« En commençant l’écriture, nous n’imaginions pas que nous étions en train de donner naissance à un personnage si fermé, capable de nous échapper à ce point, de nous laisser sans possibilité de construction dramatique pour le rattraper, le faire sortir de sa folie meurtrière. […] Pouvait-il en être autrement si le fanatisé est si jeune, presque un enfant, et si, de plus, son maître séducteur l’encourage à vénérer un cousin martyr, un mort ?» (Jean-Pierre et Luc Dardenne)
Quand le spectateur rencontre le jeune Ahmed, celui-ci est déjà à un stade avancé de sa radicalisation. Maîtres de l’ellipse, les cinéastes ne disent que peu de choses du parcours de l’adolescent, presque encore un enfant, tant son visage et ses doigts ronds évoquent une douceur juvénile. Pourtant Ahmed est énigmatique, peu aimable, dur, sourd aux appels de la vie. La présence dense et fermée du tout jeune comédien Idir Ben Addi envahit tout le film. Les Dardenne renouent avec les jeunes héros de Rosetta et de La Promesse, révélant un acteur débutant au talent brut.
La question n’est pas alors de savoir comment Ahmed en est arrivé là, mais comment le faire sortir de son enfermement. En rupture avec tout et tous, il démontre l’impuissance des structures qui l’entourent, qu’elles soient familiale, scolaire ou sociale.
La précision méticuleuse des gestes religieux d’Ahmed fournit aux réalisateurs un matériel précieux, particulièrement réaliste, pour donner corps à son obsession meurtrière. Et en signant un film fort sur un sujet actuel, ils déclenchent chez le spectateur des émotions puissantes, entre colère, horreur et rejet.

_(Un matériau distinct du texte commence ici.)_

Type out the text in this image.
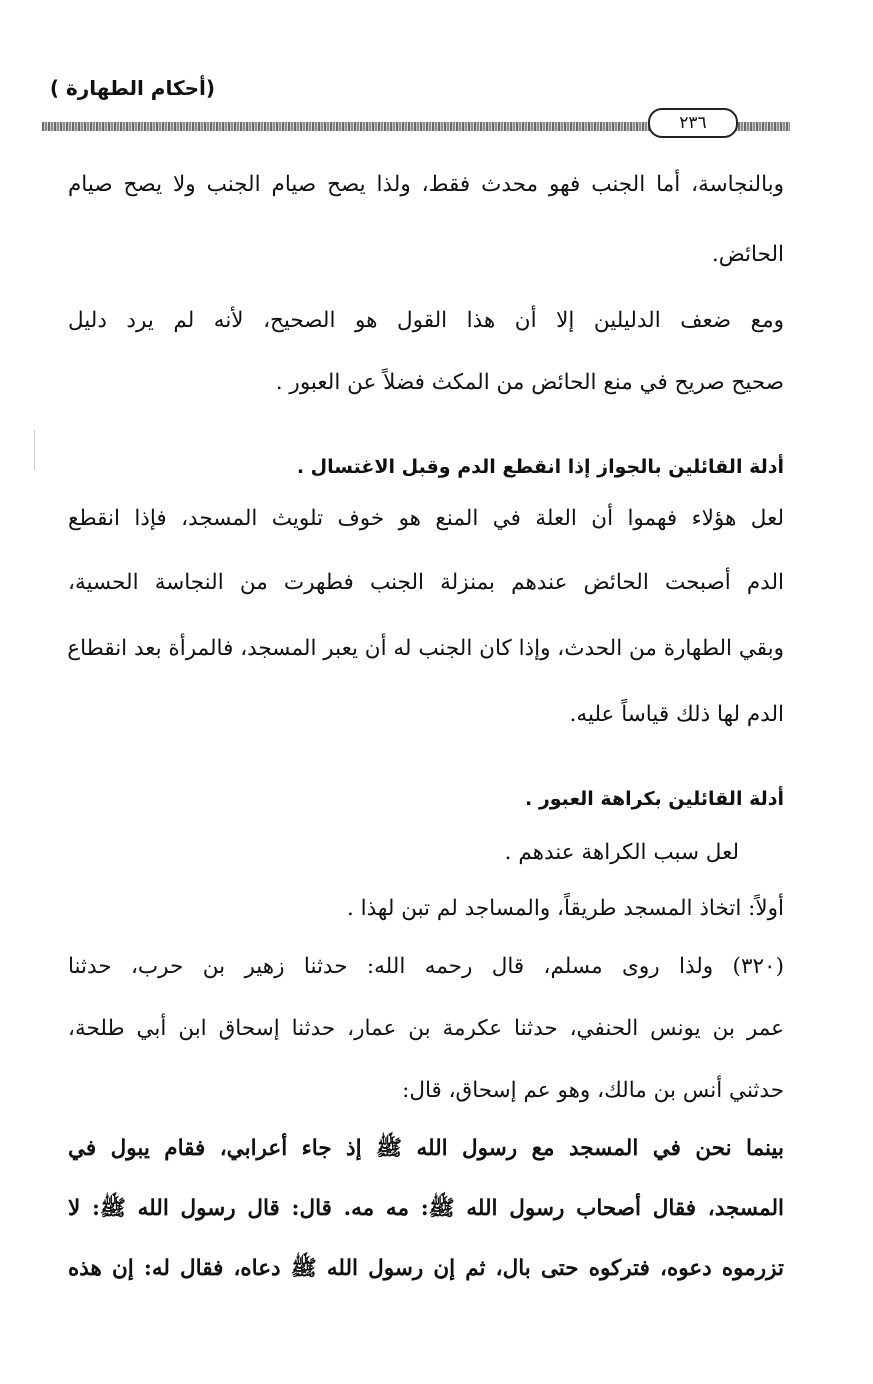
(أحكام الطهارة )
٢٣٦
وبالنجاسة، أما الجنب فهو محدث فقط، ولذا يصح صيام الجنب ولا يصح صيام
الحائض.
ومع ضعف الدليلين إلا أن هذا القول هو الصحيح، لأنه لم يرد دليل
صحيح صريح في منع الحائض من المكث فضلاً عن العبور .
أدلة القائلين بالجواز إذا انقطع الدم وقبل الاغتسال .
لعل هؤلاء فهموا أن العلة في المنع هو خوف تلويث المسجد، فإذا انقطع
الدم أصبحت الحائض عندهم بمنزلة الجنب فطهرت من النجاسة الحسية،
وبقي الطهارة من الحدث، وإذا كان الجنب له أن يعبر المسجد، فالمرأة بعد انقطاع
الدم لها ذلك قياساً عليه.
أدلة القائلين بكراهة العبور .
لعل سبب الكراهة عندهم .
أولاً: اتخاذ المسجد طريقاً، والمساجد لم تبن لهذا .
(٣٢٠) ولذا روى مسلم، قال رحمه الله: حدثنا زهير بن حرب، حدثنا
عمر بن يونس الحنفي، حدثنا عكرمة بن عمار، حدثنا إسحاق ابن أبي طلحة،
حدثني أنس بن مالك، وهو عم إسحاق، قال:
بينما نحن في المسجد مع رسول الله ﷺ إذ جاء أعرابي، فقام يبول في
المسجد، فقال أصحاب رسول الله ﷺ: مه مه. قال: قال رسول الله ﷺ: لا
تزرموه دعوه، فتركوه حتى بال، ثم إن رسول الله ﷺ دعاه، فقال له: إن هذه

« Le dernier long métrage de Jean-Pierre et Luc Dardenne est impitoyable : la projection hors de soi grâce à l’intelligence ou l’amour sont des échecs cuisants. Il faudra qu’Ahmed soit à son tour blessé dans sa chair pour qu’il se mette à la place d’autrui. C’est cela aussi la fatalité du cinéma sensorimoteur : on ne sait jamais ce que l’on cherche avant de le trouver. Alors, les personnages des réalisateurs d’outre-Quiévrain courent à en perdre haleine, quitte à ce que recouvrer la raison ne les blesse à mort. » (Nicolas Bauche, Positif n°700, juin 2019)
Le Jeune Ahmed
Belgique, France, 2019, 1h24, couleurs, format 1.85
Réalisation & scénario : Jean-Pierre Dardenne, Luc Dardenne
Photo : Benoît Dervaux
Musique : Intergalactic Lovers, Franz Schubert
Montage : Marie-Hélène Dozo, Tristan Meunier
Décors : Igor Gabriel
Costumes : Maïra Ramedhan-Levi
Production : Jean-Pierre Dardenne, Luc Dardenne, Denis Freyd, Les Films du Fleuve, Archipel 35, France 2 Cinéma, Proximus, RTBF
Interprètes : Idir Ben Addi (Ahmed), Olivier Bonnaud (l'éducateur de référence), Myriem Akheddiou (Inès), Victoria Bluck (Louise), Claire Bodson (la mère), Othmane Moumen (l'imam Youssouf)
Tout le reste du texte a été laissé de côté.